Au cours de ces dernières années, les opportunités pour s’engager se sont multipliées aux États-Unis, et il existe dans les grandes villes une convergence des différentes luttes. New-York est un véritable foyer pour l’activisme, où il est facile de passer à l’action en participant à des interpellations d’élues ou à des manifestations de rue : il s’y organise régulièrement des marches, parfois plusieurs par week-end. Par ailleurs, la communication via les réseaux sociaux participe fortement à la diffusion des actions militantes, et permet à chacune de rejoindre facilement une cause ou un mouvement pour y participer. Cela fait longtemps, selon Matthew, que la résistance n’a pas été aussi accessible au grand public, et cela est dû, bien sûr, à l’intensification de la résistance face à la montée de l’extrême droite et du fascisme oppressif aux États-Unis.
Que peuvent faire les syndicats ?
Côté syndical, dans un pays où le droit du travail n’existe pratiquement pas pour les travailleureuses non syndiquées, on observe un déclin, avec une perte des adhésions (on est passé de 30% dans les années 70 à moins de 10% aujourd’hui).

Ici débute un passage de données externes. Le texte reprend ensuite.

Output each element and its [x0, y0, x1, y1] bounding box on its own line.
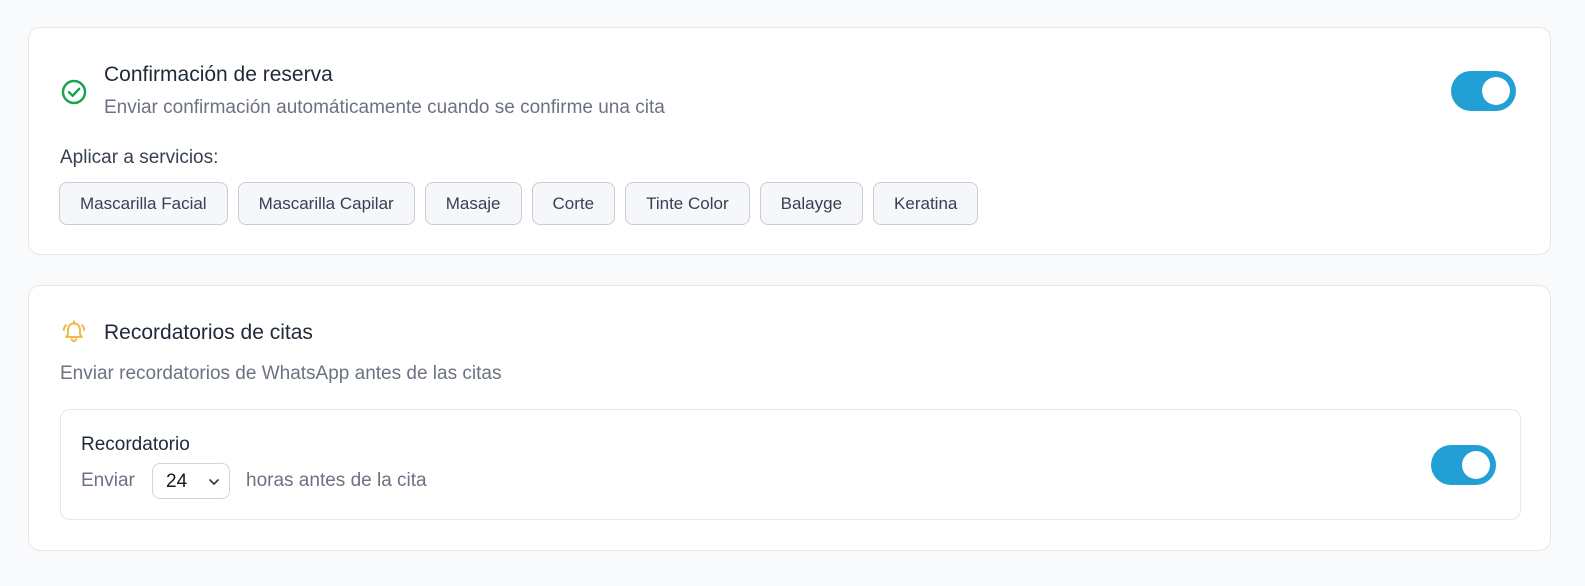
reminder-hours-select[interactable]: 24	[152, 463, 230, 499]
appointment-reminders-card: Recordatorios de citas Enviar recordator…	[28, 285, 1551, 551]
chevron-down-icon	[209, 479, 219, 485]
booking-confirmation-card: Confirmación de reserva Enviar confirmac…	[28, 27, 1551, 255]
toggle-knob	[1462, 451, 1490, 479]
service-chip-tinte-color[interactable]: Tinte Color	[625, 182, 750, 225]
service-chip-corte[interactable]: Corte	[531, 182, 616, 225]
service-chip-balayge[interactable]: Balayge	[759, 182, 864, 225]
service-chip-mascarilla-capilar[interactable]: Mascarilla Capilar	[237, 182, 415, 225]
reminder-send-prefix: Enviar	[81, 470, 135, 491]
reminder-row: Recordatorio Enviar 24 horas antes de la…	[60, 409, 1521, 520]
booking-confirmation-title: Confirmación de reserva	[104, 63, 333, 86]
reminder-hours-value: 24	[166, 471, 188, 492]
service-chip-list: Mascarilla Facial Mascarilla Capilar Mas…	[59, 182, 979, 225]
service-chip-mascarilla-facial[interactable]: Mascarilla Facial	[59, 182, 228, 225]
bell-icon	[62, 320, 86, 343]
reminder-send-suffix: horas antes de la cita	[246, 470, 427, 491]
check-circle-icon	[61, 79, 87, 105]
booking-confirmation-toggle[interactable]	[1451, 71, 1516, 111]
toggle-knob	[1482, 77, 1510, 105]
appointment-reminders-title: Recordatorios de citas	[104, 321, 313, 344]
appointment-reminders-description: Enviar recordatorios de WhatsApp antes d…	[60, 363, 502, 384]
notification-settings-page: Confirmación de reserva Enviar confirmac…	[0, 0, 1585, 586]
service-chip-masaje[interactable]: Masaje	[424, 182, 522, 225]
reminder-toggle[interactable]	[1431, 445, 1496, 485]
service-chip-keratina[interactable]: Keratina	[873, 182, 979, 225]
apply-to-services-label: Aplicar a servicios:	[60, 147, 219, 168]
reminder-label: Recordatorio	[81, 434, 190, 455]
booking-confirmation-description: Enviar confirmación automáticamente cuan…	[104, 97, 665, 118]
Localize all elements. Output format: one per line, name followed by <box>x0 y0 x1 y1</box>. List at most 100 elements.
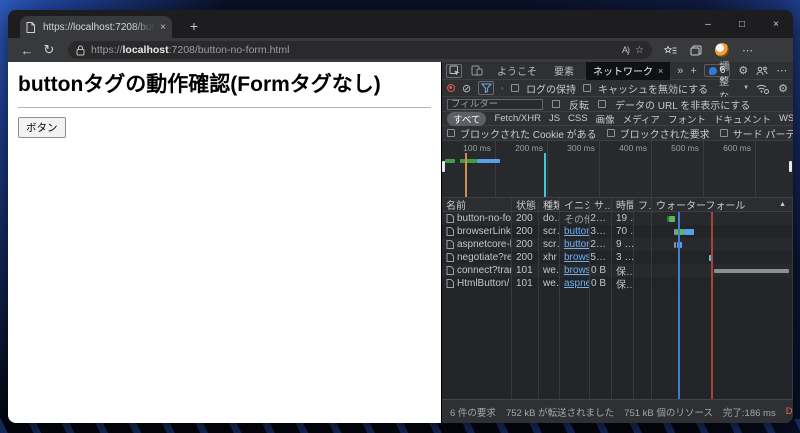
inspect-element-icon[interactable] <box>446 63 462 78</box>
cell-f <box>634 225 652 238</box>
filter-input[interactable] <box>447 98 543 110</box>
maximize-button[interactable]: □ <box>725 10 759 38</box>
dcl-event-line <box>678 212 680 399</box>
minimize-button[interactable]: – <box>691 10 725 38</box>
chip-js[interactable]: JS <box>549 113 560 124</box>
request-row-aspnetcore-bro-[interactable]: aspnetcore-bro…200scr…button-…12…9 … <box>442 238 793 251</box>
blocked-filter-row: ブロックされた Cookie がある ブロックされた要求 サード パーティ要求 <box>442 126 793 141</box>
overview-gridline <box>755 141 756 197</box>
close-button[interactable]: × <box>759 10 793 38</box>
disable-cache-checkbox[interactable] <box>583 84 592 92</box>
address-bar[interactable]: https://localhost:7208/button-no-form.ht… <box>68 41 652 59</box>
grid-header-row[interactable]: 名前 状態 種類 イニシ… サ… 時間 フ… ウォーターフォール▲ <box>442 198 793 212</box>
record-icon[interactable] <box>447 84 455 92</box>
invert-label: 反転 <box>569 100 589 112</box>
chip-fetch-xhr[interactable]: Fetch/XHR <box>494 113 540 124</box>
load-event-line <box>711 212 713 399</box>
add-tab-icon[interactable]: + <box>690 65 696 77</box>
chip-doc[interactable]: ドキュメント <box>714 112 771 126</box>
cell-initiator[interactable]: button-… <box>560 238 590 251</box>
cell-name[interactable]: HtmlButton/ <box>442 277 512 290</box>
request-row-negotiate-requ-[interactable]: negotiate?requ…200xhrbrowse…95…3 … <box>442 251 793 264</box>
network-conditions-icon[interactable] <box>756 83 770 94</box>
cell-size: 72… <box>590 212 612 225</box>
overview-gridline <box>703 141 704 197</box>
cell-initiator[interactable]: browse… <box>560 251 590 264</box>
devtools-menu-icon[interactable]: ⋯ <box>776 64 787 77</box>
more-tabs-icon[interactable]: » <box>677 65 683 77</box>
devtools-tab-network[interactable]: ネットワーク × <box>586 61 671 80</box>
third-party-checkbox[interactable] <box>719 129 728 137</box>
request-doc-icon <box>446 227 454 236</box>
cell-initiator[interactable]: aspnetc… <box>560 277 590 290</box>
cell-name[interactable]: negotiate?requ… <box>442 251 512 264</box>
network-status-bar: 6 件の要求 752 kB が転送されました 751 kB 個のリソース 完了:… <box>442 399 793 423</box>
request-row-connect-transp-[interactable]: connect?transp…101we…browse…0 B保… <box>442 264 793 277</box>
cell-status: 200 <box>512 225 539 238</box>
refresh-button[interactable]: ↻ <box>38 42 60 58</box>
chip-all[interactable]: すべて <box>447 111 487 126</box>
overview-tick-label: 400 ms <box>619 143 647 153</box>
tab-close-icon[interactable]: × <box>160 22 166 33</box>
network-settings-icon[interactable]: ⚙ <box>778 82 788 95</box>
chip-media[interactable]: メディア <box>623 112 660 126</box>
chip-font[interactable]: フォント <box>668 112 706 126</box>
device-toolbar-icon[interactable] <box>469 64 485 78</box>
blocked-requests-checkbox[interactable] <box>606 129 615 137</box>
network-tab-close-icon[interactable]: × <box>658 66 663 76</box>
col-initiator: イニシ… <box>560 198 590 211</box>
cell-f <box>634 238 652 251</box>
browser-tab[interactable]: https://localhost:7208/button-no × <box>20 16 172 38</box>
cell-initiator[interactable]: browse… <box>560 264 590 277</box>
network-overview-timeline[interactable]: 100 ms 200 ms 300 ms 400 ms 500 ms 600 ms <box>442 141 793 198</box>
cell-initiator[interactable]: その他 <box>560 212 590 225</box>
cell-name[interactable]: connect?transp… <box>442 264 512 277</box>
search-icon[interactable] <box>501 83 504 94</box>
chip-css[interactable]: CSS <box>568 113 588 124</box>
cell-waterfall <box>652 212 793 225</box>
request-doc-icon <box>446 240 454 249</box>
favorites-bar-icon[interactable] <box>664 44 677 56</box>
favorite-star-icon[interactable]: ☆ <box>635 45 644 56</box>
cell-time: 70 … <box>612 225 634 238</box>
browser-menu-icon[interactable]: ⋯ <box>742 44 753 57</box>
overview-tick-label: 500 ms <box>671 143 699 153</box>
devtools-tab-elements[interactable]: 要素 <box>549 63 579 78</box>
cell-name[interactable]: aspnetcore-bro… <box>442 238 512 251</box>
new-tab-button[interactable]: + <box>184 16 204 36</box>
read-aloud-icon[interactable]: A) <box>622 45 630 55</box>
transferred: 752 kB が転送されました <box>505 407 615 419</box>
blocked-cookies-checkbox[interactable] <box>447 129 455 137</box>
overview-activity-bar <box>460 159 477 163</box>
cell-waterfall <box>652 225 793 238</box>
filter-funnel-icon[interactable] <box>478 81 495 95</box>
cell-name[interactable]: button-no-for… <box>442 212 512 225</box>
collections-icon[interactable] <box>690 45 702 56</box>
clear-icon[interactable]: ⊘ <box>462 82 471 95</box>
cell-waterfall <box>652 264 793 277</box>
request-row-button-no-for-[interactable]: button-no-for…200do…その他72…19 … <box>442 212 793 225</box>
people-icon[interactable] <box>756 66 768 76</box>
hide-data-urls-checkbox[interactable] <box>598 100 606 108</box>
cell-waterfall <box>652 251 793 264</box>
col-status: 状態 <box>512 198 539 211</box>
invert-checkbox[interactable] <box>552 100 560 108</box>
cell-name[interactable]: browserLink <box>442 225 512 238</box>
profile-avatar[interactable] <box>715 43 729 57</box>
request-row-browserlink[interactable]: browserLink200scr…button-…73…70 … <box>442 225 793 238</box>
page-button[interactable]: ボタン <box>18 117 66 139</box>
col-type: 種類 <box>539 198 560 211</box>
chip-ws[interactable]: WS <box>779 113 793 124</box>
preserve-log-checkbox[interactable] <box>511 84 520 92</box>
request-row-htmlbutton-[interactable]: HtmlButton/101we…aspnetc…0 B保… <box>442 277 793 290</box>
overview-right-handle[interactable] <box>789 161 792 172</box>
cell-size: 0 B <box>590 277 612 290</box>
cell-f <box>634 251 652 264</box>
request-doc-icon <box>446 279 454 288</box>
cell-f <box>634 212 652 225</box>
back-button[interactable]: ← <box>16 43 38 58</box>
cell-waterfall <box>652 238 793 251</box>
cell-initiator[interactable]: button-… <box>560 225 590 238</box>
devtools-tab-welcome[interactable]: ようこそ <box>492 63 542 78</box>
chip-img[interactable]: 画像 <box>596 112 615 126</box>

Selon Marsha, cette situation n’est pas seulement due au contexte capitaliste du pays qui privilégie les patrons, elle est aussi due à l’éviction de toute idéologie de gauche hors des syndicats depuis l’époque du Maccarthysme et à la stratégie politique actuelle des organisations, ne laissant pas se développer les initiatives « par le bas ».
Elle note cependant qu’on a vu récemment beaucoup d’actions cherchant à articuler l’opposition à Trump, comme à New-York où une grève inédite a démarré dans le secteur hospitalier : 15 000 infirmières ont cessé le travail depuis le 12 janvier 2026 et…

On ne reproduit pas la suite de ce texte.